Thursday, April 11, 2013
Like Sand Through The Hour Glass...Pt. 4
I handed him the prescription he just picked up for me. I then said,"You see that prescription you have in your hands? My doctor called me this morning and told me that she suspects I have a bacterial STI and I know I was tested at the end of October and I was clean."
I explained to him that I was seeing other people at the beginning of the relationship but I was always careful. I did not tell him whether I stopped seeing those other people and since he did not ask, I did not volunteer that information. The point was, at some point between then and my surgery I got whatever the hell I had. He read the name of the prescription and typed it in his iPhone. He then read the info he found on it and exclaimed that it was a powerful dose of drugs and was sure to knock me out. I asked him when was the last time he got tested. He said he did a complete physical a couple weeks before and everything came back OK. I told him that he would still need to be tested and treated. His phone rang and he said it was his younger son calling and he had to go get him. He hurriedly got up and busted through the door but did not get far away enough for me to yell out
"Are you going to answer me? Yes or no?!"
His reply was, "yes but not like that..."
"Not like that?" I said.
"I'll call you right back, I promise," he said.
Then he was gone.
He did call me back as he promised. Within 5 minutes of leaving. He started avoiding the topic at hand, talking about business and in a very excited tone. I half listened and once I had had enough I told him in a stern voice that we were both adults and we are free to do whatever we wanted but when it comes to matters like this we need to do the responsible thing. I was not angry. I was not confrontational. I just told him what time it was. I said no more. I don't remember who came off the phone first but after about 20 minutes we hung up.
He called me the day after, all jovial and shit like there was anything to laugh about. If there was anything that pissed me off about this whole thing, it wasn't my potentially contracting whatever but his response to it that had me wondering "WTF?!!!" That morning I made an appointment with another doctor and went there in the evening and got myself retested. I was told that I would get a phone call if they found anything. I took my antibiotic after that. Couldn't hurt, right? He called me after my appointment and we spoke at length. He asked me where I was and I told him that I was at an appointment. He did not mention anything about the night before or if he followed up. I did not ask either.
The calls were frequent, and daily. Not like him at all. He would check on me, ask what my plans were. A mutual friend of ours was having a party that weekend and I decided I would go. It would pain me to see him there knowing the air was thick between us, at least on my end, but I wanted the outside to see that I was OK even though I was hurting deep inside.
That Saturday was the first day since my surgery that I was home all by myself. It was as if everything hit me all at once. The fact that I almost died. The fact that I conceived his baby. The fact that I lost this baby as well as a part of my reproductive organs, the fact that I might have contracted an infection, and the fact that I may lose him. It was just too much at once. I felt alone and unloved. And I just cried and cried and cried. All day I laid in bed crying and feeling sorry for myself.

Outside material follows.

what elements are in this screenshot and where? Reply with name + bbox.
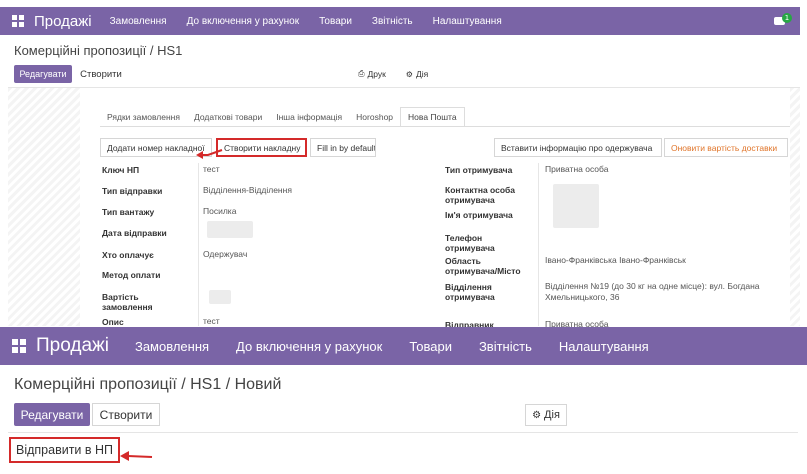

I was so weak and depressed. It took me 4 hours to get ready. I did not leave my house until 1:30 AM to show my face at that party. He got me some water and a chair but when I saw the women hugging on him I got so sick to my stomach I had to move. I suffered silently as I did a two step next to this couple I was friends with. About an hour later I had about enough and decided to go. I paid for it the following morning as I could not get out of bed for much of the day.
The calls still came in every day. They were brief and mostly business related. Finally, after about a week and a half I could not take it anymore. He was at work that night when I called. I chit chatted with him about minor stuff until I just came out and asked him whether or not he ended up getting tested and treated. He said he did the test and it came back negative but he still took the antibiotics. I revealed to him that I went to get retested and they have not called me so I assume that everything tested OK. I then told him that I did not care what he wanted to do and I would not stop him from seeing whoever he wanted to see but when it came to me and him having unprotected sex, it has to only be between the two of us. He told me that he had to attend to something at work and he would call me back. I did not care if he did or not because I already knew what was what and there was nothing more to discuss where that was concerned.
Since then he was very loving and attentive, even scolding me when I told him I was going to go to a party the following Friday night. He claimed my body was worn down because of my crazy work schedule and lack of sleep. He was right, I knew it, but I was just jerking his leg to get a reaction, which he wasn't aware of. I wanted to pull away. I wanted to make him sweat. Wonder what I was thinking, doing, feeling. I wanted to end it. But then I started observing things in him that I never saw before. I started to allow myself to feel what I did not want to feel. I finally started to see that this man was really into me, because he finally started showing it.